Russ:  Well based on what I see you’re accomplishing that.  I’m out here also for your energy symposiums which are continuing this next year as well, right?

Ramanan:  Right.  This is our fifth year and we’ve got a very impressive lineup of topics that we are working with.  The first one comes back to our favorite issue about the grid and what is the future of the grid?  Are we in a place where the grid can handle all the energy demand that the United States needs?  The next one is one our second topic that we talked about, the Permian.  And it’s about has the Permian really made OPEC obsolete?  And the real question is OPEC was always the swing producer.  That role seems to now have become that of the Permian, and increasingly that’s what is controlling global costs of oil and gas.  And so the third one we are talking about is on renewable energy and where do we go with renewables?  I think that’s an interesting topic in itself because it starts to highlight some of the big challenges that you’ve got.  Everybody says renewable energy works great as long as you give them subsidies, but there have been some companies in Houston area which have come out and explicitly said let’s lay fair; let’s get rid of all subsidies and see if we can survive or not.  The fourth one really comes back to the issue that we talked about just a little while back; what’s the role of artificial intelligence in the energy landscape.

Russ:  Wow.

Ramanan:  And I think that’s a place where I think we’ll have some really interesting discussion.  Artificial intelligence, cognitive computing, data analytics; these are three things along the same sort of path forward that I think will make for a very interesting discussion as we go forward.

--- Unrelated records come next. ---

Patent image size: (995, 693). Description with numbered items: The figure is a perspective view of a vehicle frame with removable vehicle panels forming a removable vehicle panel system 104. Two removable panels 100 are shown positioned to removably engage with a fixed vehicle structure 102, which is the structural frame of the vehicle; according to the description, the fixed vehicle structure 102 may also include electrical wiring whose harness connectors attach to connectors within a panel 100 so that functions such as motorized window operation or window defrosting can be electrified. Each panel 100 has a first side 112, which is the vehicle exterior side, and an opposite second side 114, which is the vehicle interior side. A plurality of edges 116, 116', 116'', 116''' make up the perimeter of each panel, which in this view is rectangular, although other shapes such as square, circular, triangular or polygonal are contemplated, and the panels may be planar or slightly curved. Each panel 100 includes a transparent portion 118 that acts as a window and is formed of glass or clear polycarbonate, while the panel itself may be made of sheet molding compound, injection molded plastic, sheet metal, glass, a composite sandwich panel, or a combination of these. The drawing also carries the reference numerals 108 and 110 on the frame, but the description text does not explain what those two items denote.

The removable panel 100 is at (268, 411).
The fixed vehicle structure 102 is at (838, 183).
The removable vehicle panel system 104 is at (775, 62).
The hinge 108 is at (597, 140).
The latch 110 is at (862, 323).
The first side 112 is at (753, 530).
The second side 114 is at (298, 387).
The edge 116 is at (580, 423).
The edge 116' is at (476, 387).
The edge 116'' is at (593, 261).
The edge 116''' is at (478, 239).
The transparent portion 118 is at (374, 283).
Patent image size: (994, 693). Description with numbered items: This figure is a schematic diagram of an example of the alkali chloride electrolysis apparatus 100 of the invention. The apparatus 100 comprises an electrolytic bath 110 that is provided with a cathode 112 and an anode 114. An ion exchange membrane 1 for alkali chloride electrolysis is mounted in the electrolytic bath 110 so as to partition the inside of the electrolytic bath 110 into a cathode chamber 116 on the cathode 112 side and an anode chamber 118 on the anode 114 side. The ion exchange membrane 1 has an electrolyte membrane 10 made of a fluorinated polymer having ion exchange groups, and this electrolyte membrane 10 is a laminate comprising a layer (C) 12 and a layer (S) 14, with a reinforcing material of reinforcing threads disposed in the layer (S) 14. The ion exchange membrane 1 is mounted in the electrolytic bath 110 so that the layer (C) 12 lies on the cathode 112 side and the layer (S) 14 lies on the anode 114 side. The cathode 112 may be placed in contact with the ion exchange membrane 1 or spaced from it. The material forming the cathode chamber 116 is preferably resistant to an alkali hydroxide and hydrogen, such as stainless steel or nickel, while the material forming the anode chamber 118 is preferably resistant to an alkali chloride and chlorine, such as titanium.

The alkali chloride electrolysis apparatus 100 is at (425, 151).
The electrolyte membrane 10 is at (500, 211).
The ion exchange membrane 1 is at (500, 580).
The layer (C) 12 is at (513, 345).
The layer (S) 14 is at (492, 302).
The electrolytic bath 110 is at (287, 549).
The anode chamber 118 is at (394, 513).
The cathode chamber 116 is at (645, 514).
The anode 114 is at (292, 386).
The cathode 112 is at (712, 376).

Russ:  Great.  Well I really appreciate you spending some time with me and I’m going to attend these energy symposiums.  I find them to be very interesting so thanks a whole lot.

Ramanan:  Thank you so much, we really appreciate it and really enjoy the conversation.

Russ:  I did as well.

Ramanan:  Thank you.

Russ:  You bet.  And that wraps up my discussion with Dr. Ramanan Krishnamoorti, Chief Energy Officer here at the University of Houston.  And this is The EnergyMakers Show.